Count Basie Theatre security worker Dennis O’Keefe working the entrance to the borough hall parking lot Wednesday night. A restaurant owner cited theater activity for creating parking issues last weekend. (Photo by John T. Ward. Click to enlarge)
By JOHN T. WARD
An effort to coax a 773-vehicle garage into the heart of Red Bank cleared another speedbump Wednesday night.
At its semimonthly meeting, the borough council authorized a request for proposals, or RFP, from developers interested in building on the 2.3-acre municipal lot on White Street.
But first, it tweaked the requirements to be more environmentally friendly.

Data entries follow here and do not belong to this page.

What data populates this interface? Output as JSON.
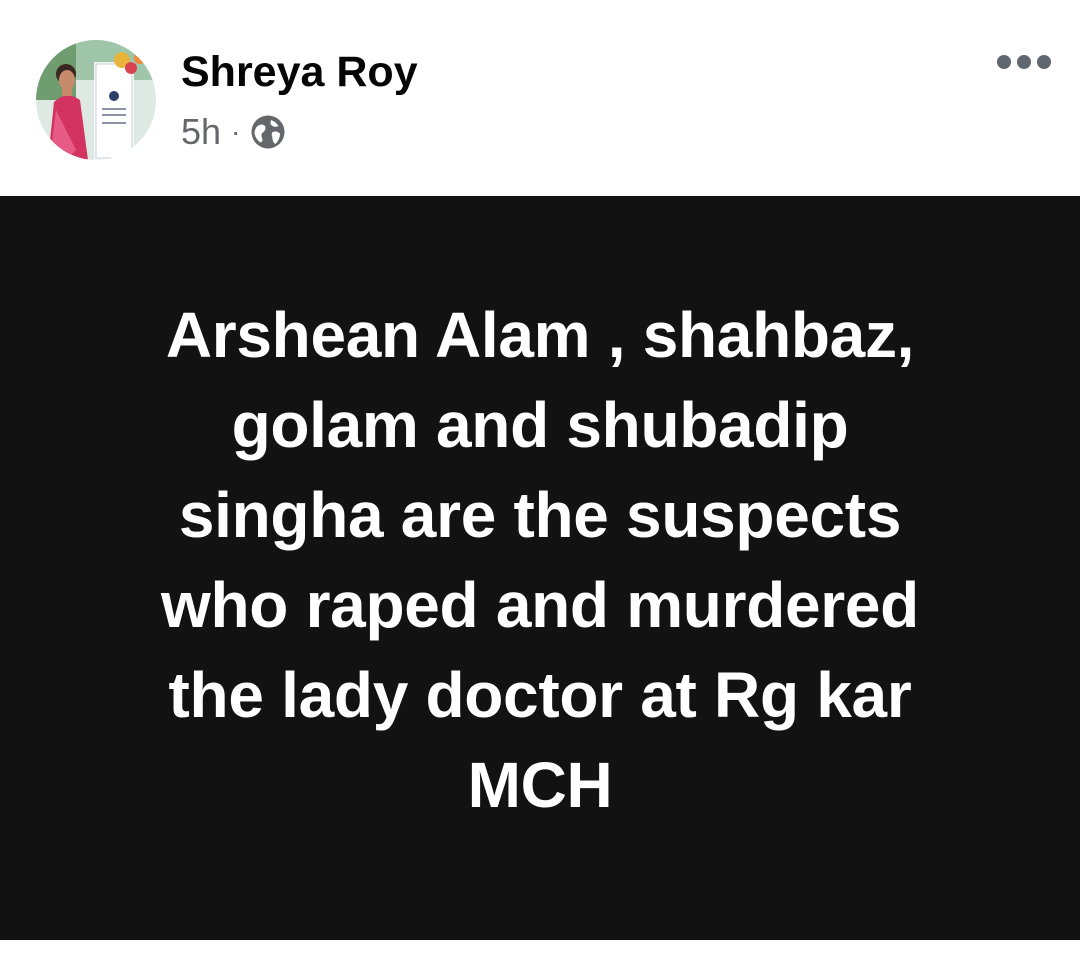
{
  "post": {
    "author": {
      "name": "Shreya Roy",
      "avatar_icon": "profile-photo"
    },
    "timestamp": "5h",
    "separator": "·",
    "audience_icon": "globe-icon",
    "more_icon": "more-options-icon",
    "text_card": {
      "background": "#121212",
      "text_color": "#ffffff",
      "text": "Arshean Alam , shahbaz,\ngolam and shubadip\nsingha are the suspects\nwho raped and murdered\nthe lady doctor at Rg kar\nMCH"
    }
  },
  "colors": {
    "name_text": "#050505",
    "meta_text": "#65676b",
    "icon_gray": "#606770"
  }
}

Under a resolution that won unanimous council approval, developers with at least two similar projects in their portfolio and willing to pay a $1,000 submission fee have until April 26 to respond to the RFP, the guidelines of which are contained in a redevelopment plan crafted by consultant CME Associates and adopted by the council in December.

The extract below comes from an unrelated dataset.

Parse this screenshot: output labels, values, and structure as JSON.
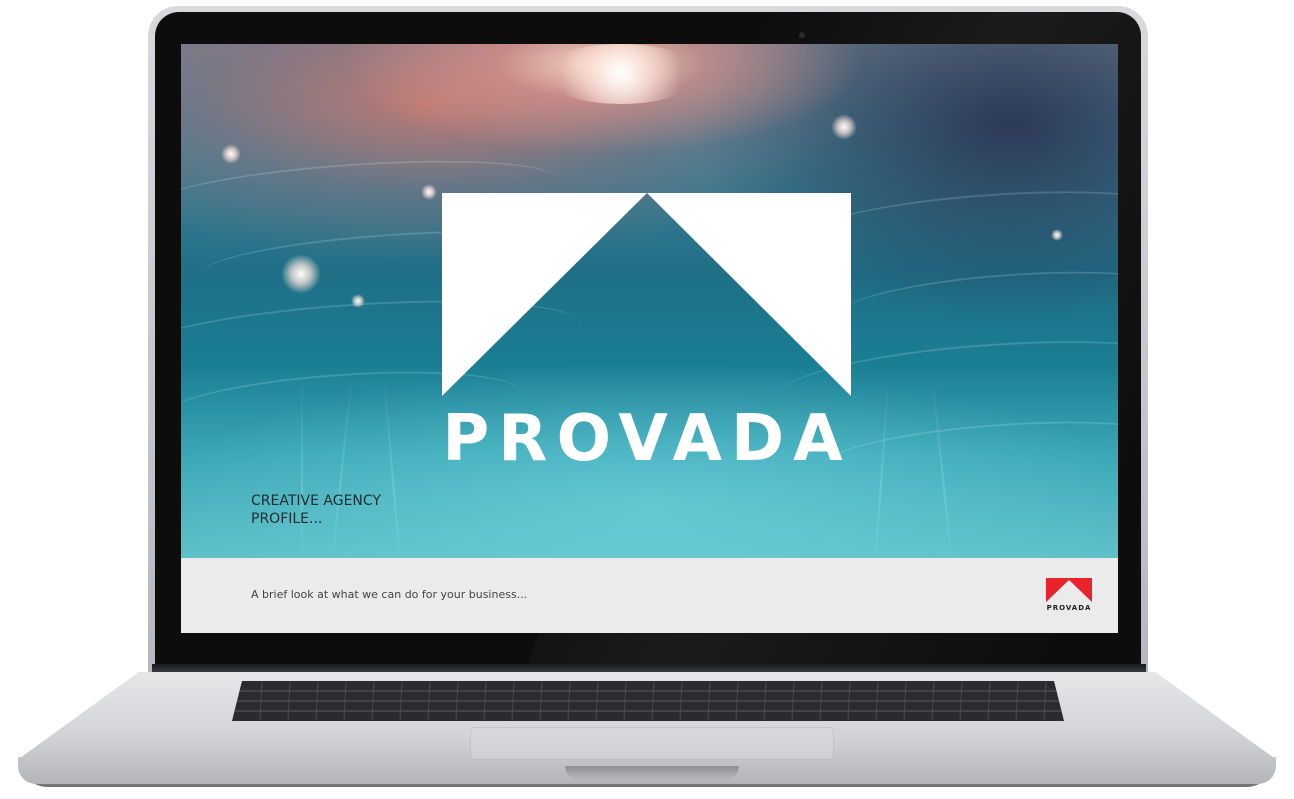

Those guidelines include a demand that any project yield a net gain of no fewer than 500 parking spaces for public use. At present, the White Street lot holds 273 vehicles.

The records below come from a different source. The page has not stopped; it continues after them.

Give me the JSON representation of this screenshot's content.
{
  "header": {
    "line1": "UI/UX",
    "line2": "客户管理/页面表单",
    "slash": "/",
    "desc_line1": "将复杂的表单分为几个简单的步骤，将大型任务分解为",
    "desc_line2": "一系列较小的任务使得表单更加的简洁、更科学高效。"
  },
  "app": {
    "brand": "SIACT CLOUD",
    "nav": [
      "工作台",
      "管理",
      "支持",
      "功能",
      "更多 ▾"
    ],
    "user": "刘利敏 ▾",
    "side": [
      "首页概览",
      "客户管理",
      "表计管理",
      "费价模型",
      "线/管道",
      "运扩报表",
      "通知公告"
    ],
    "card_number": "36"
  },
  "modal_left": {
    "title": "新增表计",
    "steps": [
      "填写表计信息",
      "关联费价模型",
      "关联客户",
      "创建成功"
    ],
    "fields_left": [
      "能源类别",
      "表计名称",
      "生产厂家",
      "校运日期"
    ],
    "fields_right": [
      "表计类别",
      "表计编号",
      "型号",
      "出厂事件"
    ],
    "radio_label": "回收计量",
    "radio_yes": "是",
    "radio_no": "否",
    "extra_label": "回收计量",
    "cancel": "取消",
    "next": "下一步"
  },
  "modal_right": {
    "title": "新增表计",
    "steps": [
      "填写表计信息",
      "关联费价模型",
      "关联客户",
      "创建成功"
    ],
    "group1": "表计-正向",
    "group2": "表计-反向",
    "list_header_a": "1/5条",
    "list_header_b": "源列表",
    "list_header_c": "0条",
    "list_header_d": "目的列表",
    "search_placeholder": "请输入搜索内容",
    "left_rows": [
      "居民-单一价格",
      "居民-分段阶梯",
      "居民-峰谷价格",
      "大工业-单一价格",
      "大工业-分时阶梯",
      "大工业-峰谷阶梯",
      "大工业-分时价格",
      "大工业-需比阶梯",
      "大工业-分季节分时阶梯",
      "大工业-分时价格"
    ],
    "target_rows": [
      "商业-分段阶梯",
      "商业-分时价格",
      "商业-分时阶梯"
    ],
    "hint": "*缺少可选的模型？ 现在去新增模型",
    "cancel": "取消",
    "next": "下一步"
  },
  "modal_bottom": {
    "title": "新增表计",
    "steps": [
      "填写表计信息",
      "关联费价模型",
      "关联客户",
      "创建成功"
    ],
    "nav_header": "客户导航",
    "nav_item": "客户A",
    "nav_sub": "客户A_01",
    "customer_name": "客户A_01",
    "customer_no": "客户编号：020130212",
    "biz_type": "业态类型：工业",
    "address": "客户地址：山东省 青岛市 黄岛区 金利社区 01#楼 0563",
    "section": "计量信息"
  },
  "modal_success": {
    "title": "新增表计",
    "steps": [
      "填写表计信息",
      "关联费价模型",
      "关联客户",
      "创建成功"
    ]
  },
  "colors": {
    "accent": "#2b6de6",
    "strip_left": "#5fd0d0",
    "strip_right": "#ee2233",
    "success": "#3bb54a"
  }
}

Mayor Pasquale Menna said the issuance of the request doesn’t lock the borough into any obligations, either to particular builders, plans or even to building a garage.
“It’s a fluid document,” he said. “It has more escape clauses that a piece of Swiss cheese.”
Second-year Republican Councilman Mike Whelan, who has spearheaded the garage initiative, said the aim of the RFP is “to see what ideas might be out there that we don’t know. This is the last step to see whether we continue going down this road.”
Prior to voting on a resolution authorizing the issuance of the RFP, the council agreed to include language proposed by the Environmental Commission last month to ensure that developers come in with plans that are environmentally responsible.
At the December 14 council meeting, EC chairman Frank Corrado pressed for provisions such as boosting the open-space requirement to 25 percent of the site area, from 10 percent. Menna, too, has pressed for a green approach in terms of stormwater reuse and other aspects of the project.
Those suggestions, said Councilman Mark Taylor, have been incorporated into the redevelopment plan that builders are to use as their guide in crafting proposals.
Two Democratic council members, Kathy Horgan and Ed Zipprich, each voiced reservations but voted in favor of the RFP issuance. “I haven’t felt this would be the best way to solve our parking problem” said Horgan. Zipprich said he “couldn’t agree more.”
Branch Avenue resident Steve Hecht pressed the council to put a squeeze on the Count Basie Theatre to contribute to a large-scale parking solution. And Teak restaurant owner George Lyristis reported that his restaurant had its best-ever weekend last weekend, boosted by the sold-out two-a-day shows by standup comedian Sebastian Maniscalco, but that overlapping traffic to the seatings couldn’t be accommodated by available parking.
Menna said negotiations with the Basie “have to be held” at some point.
The Red Bank Business Alliance, which supports the garage-building initiative, plans to hold a public forum on the issue at the Red Bank Middle School from 7 to 9 p.m. on Monday, February 6.